Saturday, October 23, 2010

There's no where to hide for the i-kids

I was unfortunate enough to find myself on the nightmare train to Victoria recently. It's not usually a nightmare, usually I read, daydream or write. But this train was befitting of a nightmare considering it had fallen victim to collecting all the unruly kids from each dank corner of England. I could laugh along with the hairy-nostrilled businessman opposite, at the toddler next to us yelling "Look mummy a pig!" at a passing herd of cows.

But the school kids - it was like sitting in a cage of chimps that had inhaled half a ton of M&M’s.

Still, I couldn’t help but turn my ears to the little snippets of conversation that were forcing themselves in to my personal space.

Mediocre popular kid/greasy hair: “Well we are gonna egg ‘em on Friday, I think it’s Friday, we’re be on half term?”

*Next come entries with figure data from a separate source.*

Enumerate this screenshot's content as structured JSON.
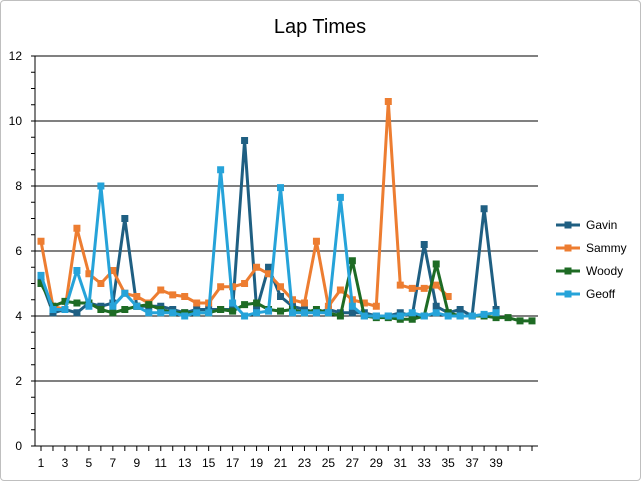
{
  "chart_data": {
    "type": "line",
    "title": "Lap Times",
    "xlabel": "",
    "ylabel": "",
    "ylim": [
      0,
      12
    ],
    "y_ticks": [
      0,
      2,
      4,
      6,
      8,
      10,
      12
    ],
    "x_ticks": [
      "1",
      "3",
      "5",
      "7",
      "9",
      "11",
      "13",
      "15",
      "17",
      "19",
      "21",
      "23",
      "25",
      "27",
      "29",
      "31",
      "33",
      "35",
      "37",
      "39"
    ],
    "x_range": [
      1,
      42
    ],
    "grid": "horizontal",
    "legend": "right",
    "series": [
      {
        "name": "Gavin",
        "color": "#1f5f82",
        "values": [
          5.1,
          4.1,
          4.2,
          4.1,
          4.4,
          4.3,
          4.4,
          7.0,
          4.3,
          4.3,
          4.3,
          4.2,
          4.1,
          4.2,
          4.2,
          4.2,
          4.2,
          9.4,
          4.2,
          5.5,
          4.6,
          4.3,
          4.2,
          4.1,
          4.2,
          4.1,
          4.1,
          4.1,
          4.0,
          4.0,
          4.1,
          4.0,
          6.2,
          4.3,
          4.1,
          4.2,
          4.0,
          7.3,
          4.2
        ]
      },
      {
        "name": "Sammy",
        "color": "#ed7d31",
        "values": [
          6.3,
          4.3,
          4.2,
          6.7,
          5.3,
          5.0,
          5.4,
          4.7,
          4.6,
          4.4,
          4.8,
          4.65,
          4.6,
          4.4,
          4.4,
          4.9,
          4.9,
          5.0,
          5.5,
          5.3,
          4.9,
          4.5,
          4.4,
          6.3,
          4.3,
          4.8,
          4.5,
          4.4,
          4.3,
          10.6,
          4.95,
          4.85,
          4.85,
          4.95,
          4.6
        ]
      },
      {
        "name": "Woody",
        "color": "#1e6b24",
        "values": [
          5.0,
          4.3,
          4.45,
          4.4,
          4.4,
          4.2,
          4.1,
          4.2,
          4.3,
          4.35,
          4.2,
          4.1,
          4.1,
          4.1,
          4.1,
          4.2,
          4.15,
          4.35,
          4.4,
          4.2,
          4.15,
          4.2,
          4.1,
          4.2,
          4.1,
          4.0,
          5.7,
          4.0,
          3.95,
          3.95,
          3.9,
          3.9,
          4.0,
          5.6,
          4.1,
          4.0,
          4.0,
          4.0,
          3.95,
          3.95,
          3.85,
          3.85
        ]
      },
      {
        "name": "Geoff",
        "color": "#26a3d9",
        "values": [
          5.25,
          4.2,
          4.2,
          5.4,
          4.3,
          8.0,
          4.3,
          4.7,
          4.3,
          4.1,
          4.1,
          4.1,
          4.0,
          4.1,
          4.1,
          8.5,
          4.4,
          4.0,
          4.1,
          4.15,
          7.95,
          4.1,
          4.1,
          4.1,
          4.1,
          7.65,
          4.3,
          4.0,
          4.0,
          4.0,
          4.0,
          4.1,
          4.0,
          4.1,
          4.0,
          4.0,
          4.0,
          4.05,
          4.1
        ]
      }
    ]
  }
}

Lead girl/bit spotty: “Yeah, but check Facebook though yeah, ‘cos it like right near Emily’s birthday thing, she said to invite youz lot, in half term yeah,? Check the events list.”

Class clown: “We have half term?”

{General squawking laughter.}

These kids have so much room for social manoeuvres. Their diarys fill up over half term; they check dates, plan meetings and negotiate clashes. It might be for drunken birthday parties, shopping or even egging (Seriously?) but social media is giving them the chance to get to grips with juggling their personal life from a young age. Not a bad thing up to a point.

The build up to the event is significantly more important than the event itself. A head count of who is attending and the expectant commentary of the potential ‘carnage’-(apparently this is another new addition to the i-kids vocab. – I had to check at Urban dictionary before I felt suitably informed enough to use it)

These guys should stop and think though. All those you tube videos, Facebook photos and infuriatingly detailed statuses will come back to bite their eventually grown up, highly embarrassed arse.

I appreciate hugely that I am on the cusp of the MTV /Tamagotchi generation. I can still indulge in suagar coating the horrors of being a teenager. I can forget the questionable clothing during my hippy faze (purple flared cords, fish net tops and beaded trainers) and the dippy high school boyfriends who you never really saw ( guy at bus stop/ ‘stud muffin’/one with a yellow fetish). I can erase the bitchy girls that called me names, the uncomfortable feeling when your best friend is off sick and the constant immature banter. I can almost look back fondly. i have a few faded photographs and an agile memory.

But these i-kids. Man. They are going to have the stark, unforgiving video footage and photos, a documentary of all the bits in life you stumble through hard and often before you learn to tie your laces and re-route. Good luck to you. I reckon now might be the time to de-tag and delete accordingly.

1 comment:

  1. The underlying current of the more you expose the less you control is powerful and prominent more than most realise in the duality of our modern lives!